Indian cinema's time to shine

Indian cinema's time to shine
PHOTO: Nikkei Asian Review

MUMBAI/SINGAPORE - Indian cinema is making its way to screens around the world and making waves. Bollywood, as the mainstream Hindi-language film industry is popularly known, has produced superstars like Akshay Kumar and Shah Rukh Khan whose paychecks rival -- or even surpass -- those of Hollywood A-listers.

The film industry has also caught Hollywood's eye, with moguls cozying up to their Bollywood counterparts. And while the stereotype of the song-and-dance epic is hard to shake, filmmakers are cultivating a wider audience with more nuanced productions.

On a Sunday night in late September, laughter erupted inside a cinema at a shopping mall in central Singapore, where "Kis Kisko Pyaar Karoon," a newly released Hindi-language romantic comedy, was being shown.

Khusbu Tiwari, a 25-year-old legal secretary, comes to the cinema to watch Indian films "almost every other week." Tiwari, whose grandparents hail from northern India, speaks Hindi fluently. "Watching Hindi films helps me relate back to my roots," she said.

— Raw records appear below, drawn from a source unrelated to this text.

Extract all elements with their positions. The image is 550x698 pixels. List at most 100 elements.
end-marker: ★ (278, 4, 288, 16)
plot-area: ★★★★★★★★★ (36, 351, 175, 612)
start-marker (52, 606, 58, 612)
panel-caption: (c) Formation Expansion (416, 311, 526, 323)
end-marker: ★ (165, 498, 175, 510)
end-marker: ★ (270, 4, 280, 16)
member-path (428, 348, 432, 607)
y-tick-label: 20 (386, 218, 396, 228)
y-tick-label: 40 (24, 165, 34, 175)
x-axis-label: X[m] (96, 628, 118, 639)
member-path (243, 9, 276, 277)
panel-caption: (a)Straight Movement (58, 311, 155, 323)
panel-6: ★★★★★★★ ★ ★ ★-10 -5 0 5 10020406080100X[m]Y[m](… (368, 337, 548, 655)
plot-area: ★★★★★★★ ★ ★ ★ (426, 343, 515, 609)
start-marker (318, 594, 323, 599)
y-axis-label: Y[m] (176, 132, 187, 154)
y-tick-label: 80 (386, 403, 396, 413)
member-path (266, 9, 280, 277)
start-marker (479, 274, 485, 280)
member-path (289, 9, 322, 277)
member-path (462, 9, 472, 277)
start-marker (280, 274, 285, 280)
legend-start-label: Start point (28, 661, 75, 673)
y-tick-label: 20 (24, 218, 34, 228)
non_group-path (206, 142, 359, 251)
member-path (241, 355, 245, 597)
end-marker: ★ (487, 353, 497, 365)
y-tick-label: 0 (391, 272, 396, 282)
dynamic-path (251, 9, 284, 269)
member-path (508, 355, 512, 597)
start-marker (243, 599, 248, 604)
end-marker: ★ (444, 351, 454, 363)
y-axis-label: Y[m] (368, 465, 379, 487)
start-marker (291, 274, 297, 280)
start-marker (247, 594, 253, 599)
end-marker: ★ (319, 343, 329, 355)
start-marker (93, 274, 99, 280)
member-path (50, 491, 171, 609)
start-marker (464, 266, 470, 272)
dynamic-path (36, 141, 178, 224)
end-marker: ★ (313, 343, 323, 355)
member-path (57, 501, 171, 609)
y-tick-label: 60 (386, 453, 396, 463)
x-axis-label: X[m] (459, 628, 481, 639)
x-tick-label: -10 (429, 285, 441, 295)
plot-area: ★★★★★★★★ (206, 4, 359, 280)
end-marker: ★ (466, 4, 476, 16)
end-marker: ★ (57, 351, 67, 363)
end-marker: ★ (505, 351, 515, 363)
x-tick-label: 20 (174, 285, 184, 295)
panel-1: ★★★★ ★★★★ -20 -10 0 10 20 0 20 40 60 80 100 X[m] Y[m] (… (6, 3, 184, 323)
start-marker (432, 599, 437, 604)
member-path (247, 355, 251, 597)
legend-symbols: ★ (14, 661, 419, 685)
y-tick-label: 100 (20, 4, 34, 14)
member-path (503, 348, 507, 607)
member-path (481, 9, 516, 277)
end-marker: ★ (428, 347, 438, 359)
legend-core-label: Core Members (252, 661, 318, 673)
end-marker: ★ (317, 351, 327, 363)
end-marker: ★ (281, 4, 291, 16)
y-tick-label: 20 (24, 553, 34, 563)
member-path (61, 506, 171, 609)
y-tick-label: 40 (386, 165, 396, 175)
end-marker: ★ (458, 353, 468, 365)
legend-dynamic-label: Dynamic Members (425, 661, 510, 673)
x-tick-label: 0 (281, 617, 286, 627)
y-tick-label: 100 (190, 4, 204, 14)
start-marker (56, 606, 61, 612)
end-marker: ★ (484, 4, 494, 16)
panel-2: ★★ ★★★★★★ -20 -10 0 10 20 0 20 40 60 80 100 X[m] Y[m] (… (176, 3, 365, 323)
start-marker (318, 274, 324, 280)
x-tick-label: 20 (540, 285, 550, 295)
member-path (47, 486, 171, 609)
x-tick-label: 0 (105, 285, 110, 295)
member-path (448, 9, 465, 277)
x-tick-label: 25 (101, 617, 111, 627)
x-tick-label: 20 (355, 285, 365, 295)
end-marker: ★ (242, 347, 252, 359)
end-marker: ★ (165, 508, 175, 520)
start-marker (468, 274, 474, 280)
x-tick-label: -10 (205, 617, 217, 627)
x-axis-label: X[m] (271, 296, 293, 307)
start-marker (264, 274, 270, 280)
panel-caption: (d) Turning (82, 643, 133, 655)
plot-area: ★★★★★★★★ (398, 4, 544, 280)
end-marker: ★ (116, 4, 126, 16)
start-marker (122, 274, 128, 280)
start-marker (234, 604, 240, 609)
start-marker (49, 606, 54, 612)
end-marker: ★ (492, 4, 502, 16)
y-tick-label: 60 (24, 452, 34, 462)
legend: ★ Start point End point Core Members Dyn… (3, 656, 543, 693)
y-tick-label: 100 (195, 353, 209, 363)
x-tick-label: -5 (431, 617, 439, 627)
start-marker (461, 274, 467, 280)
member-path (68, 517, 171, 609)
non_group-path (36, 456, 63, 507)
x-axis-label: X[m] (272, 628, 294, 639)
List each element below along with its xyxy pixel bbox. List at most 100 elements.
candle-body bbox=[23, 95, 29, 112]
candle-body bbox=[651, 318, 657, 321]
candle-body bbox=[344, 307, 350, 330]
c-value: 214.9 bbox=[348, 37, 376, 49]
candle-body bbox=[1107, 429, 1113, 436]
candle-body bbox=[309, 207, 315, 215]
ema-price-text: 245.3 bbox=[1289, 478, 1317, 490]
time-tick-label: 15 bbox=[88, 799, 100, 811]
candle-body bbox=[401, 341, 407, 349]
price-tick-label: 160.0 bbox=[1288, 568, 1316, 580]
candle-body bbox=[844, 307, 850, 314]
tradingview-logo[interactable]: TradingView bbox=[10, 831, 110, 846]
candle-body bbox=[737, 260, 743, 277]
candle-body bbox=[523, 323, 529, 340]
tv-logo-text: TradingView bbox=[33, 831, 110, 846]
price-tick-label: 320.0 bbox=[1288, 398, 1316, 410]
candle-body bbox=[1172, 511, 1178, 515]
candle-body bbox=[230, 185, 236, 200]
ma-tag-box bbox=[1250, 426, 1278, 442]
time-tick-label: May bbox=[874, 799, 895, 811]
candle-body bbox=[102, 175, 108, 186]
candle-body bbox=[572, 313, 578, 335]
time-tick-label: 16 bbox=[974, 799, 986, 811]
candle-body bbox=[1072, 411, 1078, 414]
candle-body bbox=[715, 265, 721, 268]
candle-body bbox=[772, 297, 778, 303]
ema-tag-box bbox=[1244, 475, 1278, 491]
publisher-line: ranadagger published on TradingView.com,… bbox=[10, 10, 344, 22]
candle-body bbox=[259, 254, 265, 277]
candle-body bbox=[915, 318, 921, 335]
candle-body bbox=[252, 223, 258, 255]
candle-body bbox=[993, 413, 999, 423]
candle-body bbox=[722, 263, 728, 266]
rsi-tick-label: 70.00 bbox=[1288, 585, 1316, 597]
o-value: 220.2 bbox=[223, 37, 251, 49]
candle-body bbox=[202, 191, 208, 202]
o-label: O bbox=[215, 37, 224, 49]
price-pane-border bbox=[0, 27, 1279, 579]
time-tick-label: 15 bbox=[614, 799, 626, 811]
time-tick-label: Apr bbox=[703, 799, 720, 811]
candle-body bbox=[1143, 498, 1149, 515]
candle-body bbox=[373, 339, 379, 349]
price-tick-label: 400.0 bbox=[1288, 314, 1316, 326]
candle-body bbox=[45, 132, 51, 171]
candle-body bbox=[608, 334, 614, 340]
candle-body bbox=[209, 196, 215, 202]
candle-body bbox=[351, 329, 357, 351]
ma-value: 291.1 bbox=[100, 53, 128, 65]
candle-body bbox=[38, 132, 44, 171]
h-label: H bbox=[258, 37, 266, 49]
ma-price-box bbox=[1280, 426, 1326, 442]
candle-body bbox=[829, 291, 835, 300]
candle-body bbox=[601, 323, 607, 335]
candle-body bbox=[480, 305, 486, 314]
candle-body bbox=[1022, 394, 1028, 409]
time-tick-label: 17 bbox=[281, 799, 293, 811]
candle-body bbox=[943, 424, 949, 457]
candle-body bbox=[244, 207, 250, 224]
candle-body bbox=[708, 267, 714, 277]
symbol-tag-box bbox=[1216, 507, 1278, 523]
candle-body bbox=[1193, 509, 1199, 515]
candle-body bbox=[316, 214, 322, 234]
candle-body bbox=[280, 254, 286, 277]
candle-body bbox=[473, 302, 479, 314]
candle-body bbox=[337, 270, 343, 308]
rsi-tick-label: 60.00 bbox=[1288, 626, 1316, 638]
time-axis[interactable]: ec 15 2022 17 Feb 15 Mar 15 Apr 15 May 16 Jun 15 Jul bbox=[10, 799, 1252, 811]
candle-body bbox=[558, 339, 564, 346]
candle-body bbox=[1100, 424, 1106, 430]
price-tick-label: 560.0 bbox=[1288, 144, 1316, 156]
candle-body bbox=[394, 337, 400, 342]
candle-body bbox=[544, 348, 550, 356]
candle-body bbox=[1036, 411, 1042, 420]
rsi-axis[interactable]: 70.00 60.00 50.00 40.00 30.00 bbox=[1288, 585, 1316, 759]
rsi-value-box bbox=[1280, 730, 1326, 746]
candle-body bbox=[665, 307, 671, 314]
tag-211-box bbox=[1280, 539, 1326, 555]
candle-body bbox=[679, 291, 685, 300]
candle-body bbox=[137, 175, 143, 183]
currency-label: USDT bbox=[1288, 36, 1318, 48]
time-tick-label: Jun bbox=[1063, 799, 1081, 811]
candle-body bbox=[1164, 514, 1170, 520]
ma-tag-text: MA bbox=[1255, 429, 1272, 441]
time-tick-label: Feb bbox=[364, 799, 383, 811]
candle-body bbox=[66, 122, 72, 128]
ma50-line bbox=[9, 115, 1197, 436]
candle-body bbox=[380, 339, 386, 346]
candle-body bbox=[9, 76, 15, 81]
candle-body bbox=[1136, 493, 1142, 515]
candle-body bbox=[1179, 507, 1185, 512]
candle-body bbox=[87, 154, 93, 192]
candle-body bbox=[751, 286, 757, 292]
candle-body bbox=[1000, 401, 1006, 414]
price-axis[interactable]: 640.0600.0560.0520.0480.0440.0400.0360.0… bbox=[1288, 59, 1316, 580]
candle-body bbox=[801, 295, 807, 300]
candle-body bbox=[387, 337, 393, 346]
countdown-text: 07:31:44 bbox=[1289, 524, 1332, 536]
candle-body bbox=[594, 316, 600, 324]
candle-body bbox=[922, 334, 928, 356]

Demand for Indian films is rising as more people from India and neighbouring countries come to Southeast Asia to work. Theater operators are beginning to offer a variety of Indian movies. Singapore's Golden Village Multiplex, which operates 11 cinemas around the city-state, has screened 19 Indian films since the beginning of the year, compared with just three in all of 2014. It began showing Hindi films regularly in 2005, adding Tamil movies in the past few years along with some in Malayalam, another southern Indian language.